Apr 22, 2014 03:00 am | Jacqueline Newmyer Deal
Robert D. Kaplan, Asia’s Cauldron: The South China Sea and the End of a Stable Pacific (New York: Random House, 2014), 256 pp., $26.00.
FEARS OF CHINA’S RISE ARE GROWING. Only a decade ago, most experts insisted that the Chinese Communist Party’s overseas ambitions were limited to Taiwan. Now that Beijing has begun to adopt a more assertive posture abroad, the conventional wisdom has changed from dismissing the China threat to accepting it fatalistically. But must Washington and its Asian allies defer to Chinese expansionism? Can we really have jumped from one world to another so quickly?
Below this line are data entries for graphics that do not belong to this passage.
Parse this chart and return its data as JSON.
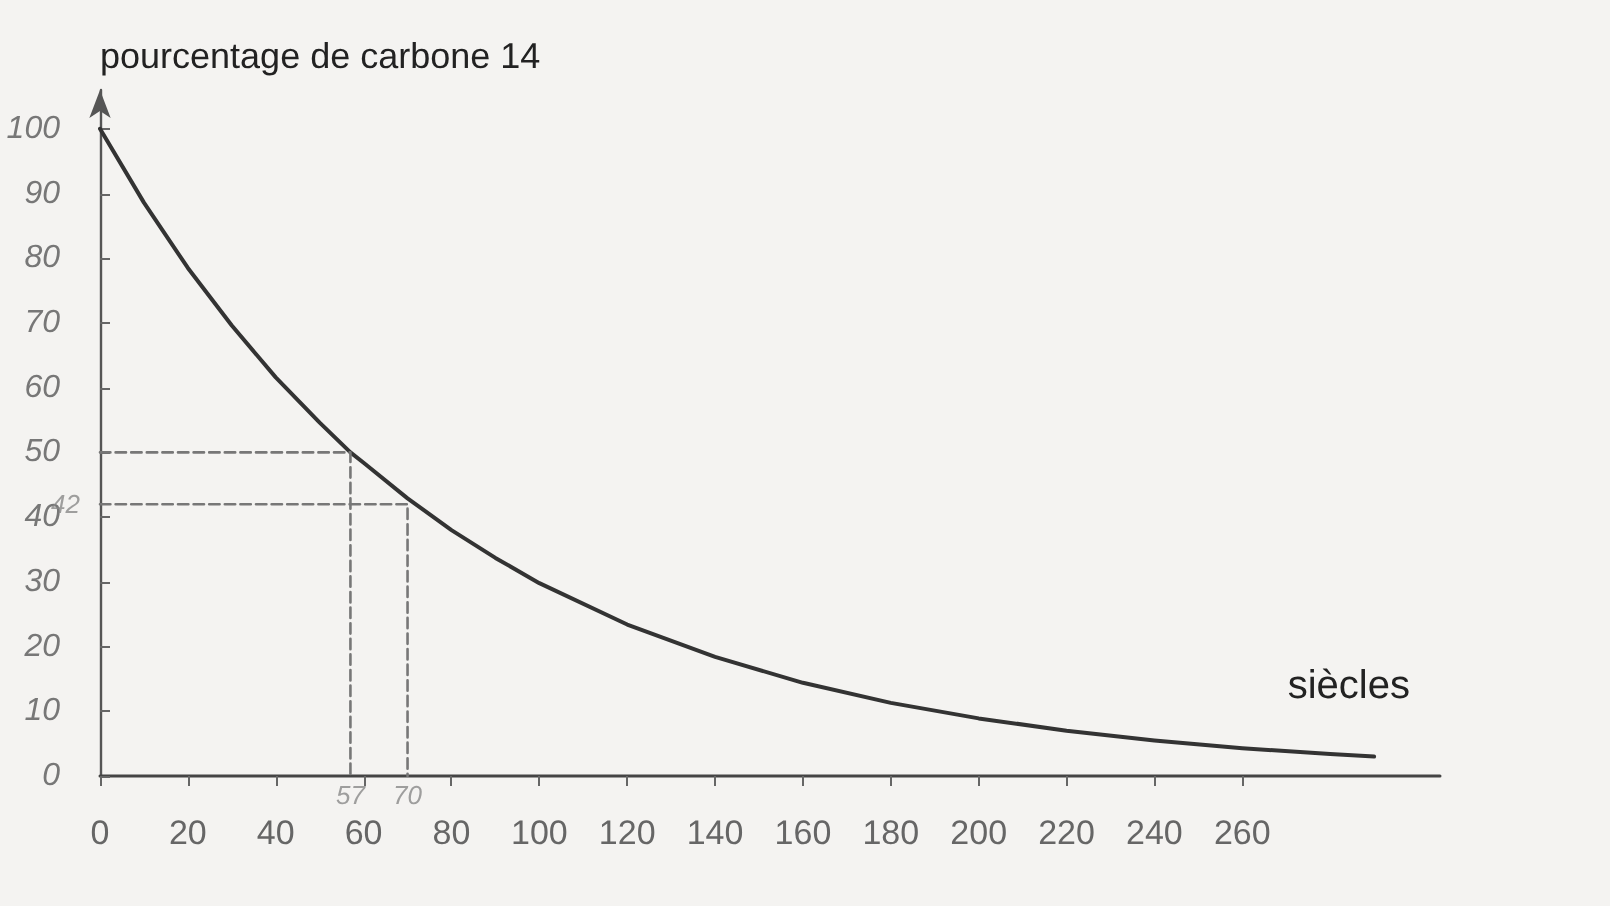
{
  "chart_data": {
    "type": "line",
    "ylabel": "pourcentage de carbone 14",
    "xlabel": "siècles",
    "xlim": [
      0,
      305
    ],
    "ylim": [
      0,
      106
    ],
    "xticks": [
      0,
      20,
      40,
      60,
      80,
      100,
      120,
      140,
      160,
      180,
      200,
      220,
      240,
      260
    ],
    "yticks": [
      0,
      10,
      20,
      30,
      40,
      50,
      60,
      70,
      80,
      90,
      100
    ],
    "grid": false,
    "marker": "none",
    "series": [
      {
        "color": "#333333",
        "line_style": "solid",
        "x": [
          0,
          10,
          20,
          30,
          40,
          50,
          57,
          60,
          70,
          80,
          90,
          100,
          120,
          140,
          160,
          180,
          200,
          220,
          240,
          260,
          280,
          290
        ],
        "values": [
          100,
          88.6,
          78.5,
          69.6,
          61.6,
          54.6,
          50,
          48.4,
          42.9,
          38,
          33.7,
          29.8,
          23.4,
          18.4,
          14.4,
          11.3,
          8.9,
          7,
          5.5,
          4.3,
          3.4,
          3
        ]
      },
      {
        "color": "#777777",
        "line_style": "dashed",
        "x": [
          0,
          57,
          57
        ],
        "values": [
          50,
          50,
          0
        ]
      },
      {
        "color": "#777777",
        "line_style": "dashed",
        "x": [
          0,
          70,
          70
        ],
        "values": [
          42,
          42,
          0
        ]
      }
    ],
    "annotations": [
      {
        "text": "57",
        "x": 57,
        "y": 0
      },
      {
        "text": "70",
        "x": 70,
        "y": 0
      },
      {
        "text": "42",
        "x": 0,
        "y": 42
      }
    ]
  }
}
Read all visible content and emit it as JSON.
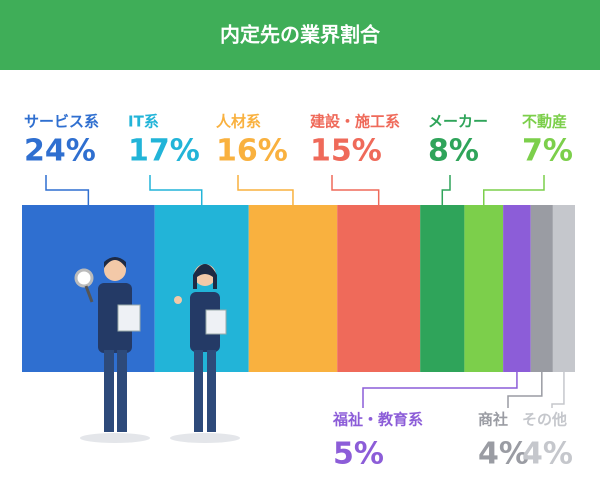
{
  "chart_data": {
    "type": "stacked-bar",
    "title": "内定先の業界割合",
    "categories": [
      "サービス系",
      "IT系",
      "人材系",
      "建設・施工系",
      "メーカー",
      "不動産",
      "福祉・教育系",
      "商社",
      "その他"
    ],
    "values": [
      24,
      17,
      16,
      15,
      8,
      7,
      5,
      4,
      4
    ],
    "value_labels": [
      "24%",
      "17%",
      "16%",
      "15%",
      "8%",
      "7%",
      "5%",
      "4%",
      "4%"
    ],
    "colors": [
      "#2f6fd0",
      "#22b4d8",
      "#f9b13f",
      "#ef6a5a",
      "#2fa45a",
      "#7ccf4b",
      "#8c5dd8",
      "#9a9ca3",
      "#c5c7cc"
    ]
  }
}
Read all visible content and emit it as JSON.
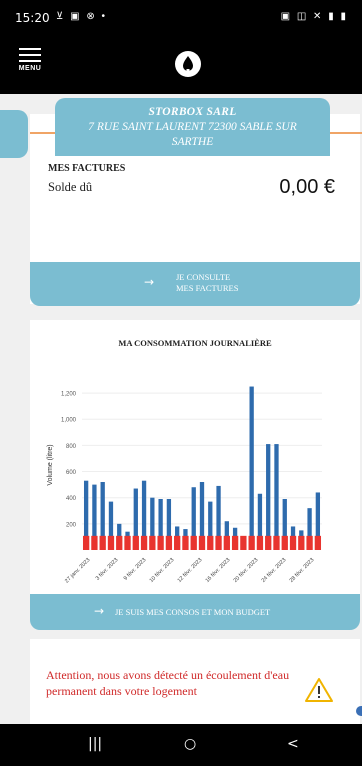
{
  "status_bar": {
    "time": "15:20",
    "left_icons": "⊻ ▣ ⊗ •",
    "right_icons": "▣ ◫ ✕ ▮ ▮"
  },
  "header": {
    "menu_label": "MENU",
    "logo_icon": "water-drop-logo-icon"
  },
  "address": {
    "name": "STORBOX SARL",
    "line1": "7 RUE SAINT LAURENT 72300 SABLE SUR",
    "line2": "SARTHE"
  },
  "invoices": {
    "title": "MES FACTURES",
    "balance_label": "Solde dû",
    "balance_value": "0,00 €",
    "button_line1": "JE CONSULTE",
    "button_line2": "MES FACTURES",
    "button_arrow": "→"
  },
  "consumption": {
    "title": "MA CONSOMMATION JOURNALIÈRE",
    "button_label": "JE SUIS MES CONSOS ET MON BUDGET",
    "button_arrow": "→"
  },
  "alert": {
    "text": "Attention, nous avons détecté un écoulement d'eau permanent dans votre logement",
    "icon": "warning-triangle-icon"
  },
  "nav": {
    "recent": "|||",
    "home": "○",
    "back": "<"
  },
  "colors": {
    "accent_blue": "#7bbdd1",
    "bar_blue": "#2e6bad",
    "bar_red": "#e8342f",
    "alert_red": "#d02a2a",
    "orange_line": "#f0a466"
  },
  "chart_data": {
    "type": "bar",
    "ylabel": "Volume (litre)",
    "ylim": [
      0,
      1300
    ],
    "yticks": [
      200,
      400,
      600,
      800,
      "1,000",
      "1,200"
    ],
    "xtick_labels": [
      "27 janv. 2023",
      "3 févr. 2023",
      "9 févr. 2023",
      "10 févr. 2023",
      "12 févr. 2023",
      "16 févr. 2023",
      "20 févr. 2023",
      "24 févr. 2023",
      "28 févr. 2023"
    ],
    "series": [
      {
        "values": [
          530,
          500,
          520,
          370,
          200,
          140,
          470,
          530,
          400,
          390,
          390,
          180,
          160,
          480,
          520,
          370,
          490,
          220,
          170,
          80,
          1250,
          430,
          810,
          810,
          390,
          180,
          150,
          320,
          440
        ]
      },
      {
        "values": [
          70,
          70,
          70,
          70,
          70,
          70,
          70,
          70,
          70,
          70,
          70,
          70,
          70,
          70,
          70,
          70,
          70,
          70,
          70,
          70,
          70,
          70,
          70,
          70,
          70,
          70,
          70,
          70,
          70
        ]
      }
    ]
  }
}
Not a chance. Two new books provide a corrective to the lately fashionable gloom-and-doom analysis. Each is by a crack journalist. The first, Geoff Dyer’s The Contest of the Century, addresses the U.S.-Chinese relationship through the prism of China’s military, political, diplomatic and economic development. The second, Robert Kaplan’s Asia’s Cauldron, focuses on the competition between China and the states around the South China Sea—the central route for shipping between the Middle East and East Asia, and the site of disputed claims to resource-rich maritime territory.